ちょっと恥ずかしいけど、扉を開けに行くか。と、思ったら扉が開いた。
「どうも~、クラン【sechs(ゼクス)】の責任者のオーベです」
オーベの後ろから、頭にテラを乗せたガルムが入って来た。
<主、話は終わったのか?>
ガルムが近付いて来て、俺に頬擦りしてくる。
<<主~、毒霧吐く~?>>
<きゅ!>
やめなさい!テラ!ヨミも「やっちゃえ!」みたいな声出さないの!
「それで、話は済みました~?」
オーベがにこやかに笑いながら、俺の隣に腰を下ろした。
目の前のサルボボは、目を見開いたまま完全に固まっている。
ふ、ざまぁみろ。
「遅くなりましたが、初めまして。ワタクシ『commerce(コマース)』の冒険者ギルドのマスターを承っております」
あれ?そういえば、前にガルムの従魔登録の時に謝ってくれた人は、ギルマスじゃなかったのか?ギルドの責任者って言ってたような……?
「ヴィン様には、従魔登録の時もご迷惑をお掛けして申し訳ありませんでした。ワタクシが出張で居りませんでしたので、代理の者で失礼しました。
本日、帰ってまいりましてので、八咫烏の件もお話が聞ければと、馳せ参じました」
今!?それ、多分、サルボボの自己紹介より前に言うべき台詞だよな?
わざと!?絶対わざとだろ!?
それ先に言ってたら、何かあると思ってサルボボも喧嘩売ってこなかったよな?
「とりあえず~、当事者の八咫烏はどこ~?」
オーベが固まっているサルボボに問い掛ける。
ハッと音がしそうな勢いで我に返ったサルボボは、自分の影に向かって呼び掛ける。
「八咫烏、来い」
しかし、何も起こらなかった。
「何で、俺に許可貰わないで呼べると思った?」
オーベの語尾が伸びてない!話し方が軽くない!もしかして、意外と怒ってる?
「何、他人のクランハウスで好き勝手やってんの?対人戦闘は許可してる?準備は良い?」
従魔を勝手に呼ぼうとしたら、戦闘案件か。覚えておこう。
それに従魔って、後から呼べるんだな。後でやってみよう。
<<毒霧吐いて良い~?>>
テ~ラ~、空気読め。
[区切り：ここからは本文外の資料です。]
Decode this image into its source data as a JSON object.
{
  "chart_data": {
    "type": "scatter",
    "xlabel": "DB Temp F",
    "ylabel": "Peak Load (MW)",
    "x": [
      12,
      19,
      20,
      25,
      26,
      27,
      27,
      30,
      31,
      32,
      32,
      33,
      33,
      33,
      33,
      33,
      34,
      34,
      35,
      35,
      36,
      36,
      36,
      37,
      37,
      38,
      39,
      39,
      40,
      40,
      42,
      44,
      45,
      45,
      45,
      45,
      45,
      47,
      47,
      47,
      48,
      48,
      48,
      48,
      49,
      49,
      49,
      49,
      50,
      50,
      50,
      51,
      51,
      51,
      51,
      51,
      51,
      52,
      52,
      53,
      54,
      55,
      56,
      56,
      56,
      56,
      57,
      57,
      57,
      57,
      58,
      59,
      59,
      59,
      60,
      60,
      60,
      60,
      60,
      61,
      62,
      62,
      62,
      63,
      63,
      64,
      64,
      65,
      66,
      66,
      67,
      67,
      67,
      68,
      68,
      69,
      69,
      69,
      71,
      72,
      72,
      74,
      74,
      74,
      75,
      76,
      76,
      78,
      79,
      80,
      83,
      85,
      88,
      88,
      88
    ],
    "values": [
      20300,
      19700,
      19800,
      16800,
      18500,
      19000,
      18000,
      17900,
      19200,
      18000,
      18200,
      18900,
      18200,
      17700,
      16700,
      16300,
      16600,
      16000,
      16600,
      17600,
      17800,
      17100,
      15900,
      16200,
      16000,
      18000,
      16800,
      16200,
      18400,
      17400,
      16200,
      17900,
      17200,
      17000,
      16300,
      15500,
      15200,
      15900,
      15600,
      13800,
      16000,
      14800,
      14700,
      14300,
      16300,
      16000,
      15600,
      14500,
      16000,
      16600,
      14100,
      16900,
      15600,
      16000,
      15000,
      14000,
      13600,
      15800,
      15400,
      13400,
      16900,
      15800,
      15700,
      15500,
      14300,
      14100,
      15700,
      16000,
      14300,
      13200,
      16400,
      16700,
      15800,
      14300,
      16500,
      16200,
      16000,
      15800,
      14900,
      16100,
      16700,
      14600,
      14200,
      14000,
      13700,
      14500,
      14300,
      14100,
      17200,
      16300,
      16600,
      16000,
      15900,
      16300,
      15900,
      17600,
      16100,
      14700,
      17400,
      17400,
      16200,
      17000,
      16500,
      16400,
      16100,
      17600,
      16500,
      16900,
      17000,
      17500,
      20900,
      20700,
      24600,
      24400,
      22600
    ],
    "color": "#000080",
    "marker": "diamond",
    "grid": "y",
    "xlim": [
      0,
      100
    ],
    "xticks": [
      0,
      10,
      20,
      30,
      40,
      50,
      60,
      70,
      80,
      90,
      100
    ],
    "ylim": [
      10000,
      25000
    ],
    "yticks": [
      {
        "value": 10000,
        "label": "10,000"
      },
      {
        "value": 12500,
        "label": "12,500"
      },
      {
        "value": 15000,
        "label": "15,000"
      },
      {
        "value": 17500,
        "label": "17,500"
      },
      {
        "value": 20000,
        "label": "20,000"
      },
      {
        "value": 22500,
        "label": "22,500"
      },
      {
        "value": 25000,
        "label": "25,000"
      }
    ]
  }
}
息を吸いこむな!
「オーベさんや。テラが雰囲気に触発されて、毒霧吐く気満々なんだが」
テラの毒霧は、味方には効かないとかあるのかな?そうじゃなければ、俺が1番危ない。
「じゃあ、ヴィンに結界張ろうか~?」
え?そう言う問題!?
「ギルマスは大丈夫だよね~?」
オーベの問い掛けにギルマスが頷く。彼女も止める気はないようだ。
「いや、狭くね?」
本当に戦闘するなら、ガルムが実力を発揮するには狭過ぎる。
どうせなら、広い場所で初対人戦闘したい。
テラの力もちゃんと見たいし。
「では、ギルドの訓練場を提供しましょう」
良い事を思い付いた!みたいに胸の前で手を打ち鳴らしたギルマスを、サルボボは苦虫を噛み潰したような顔で、オーベは腹黒さが滲んだ笑顔で見た。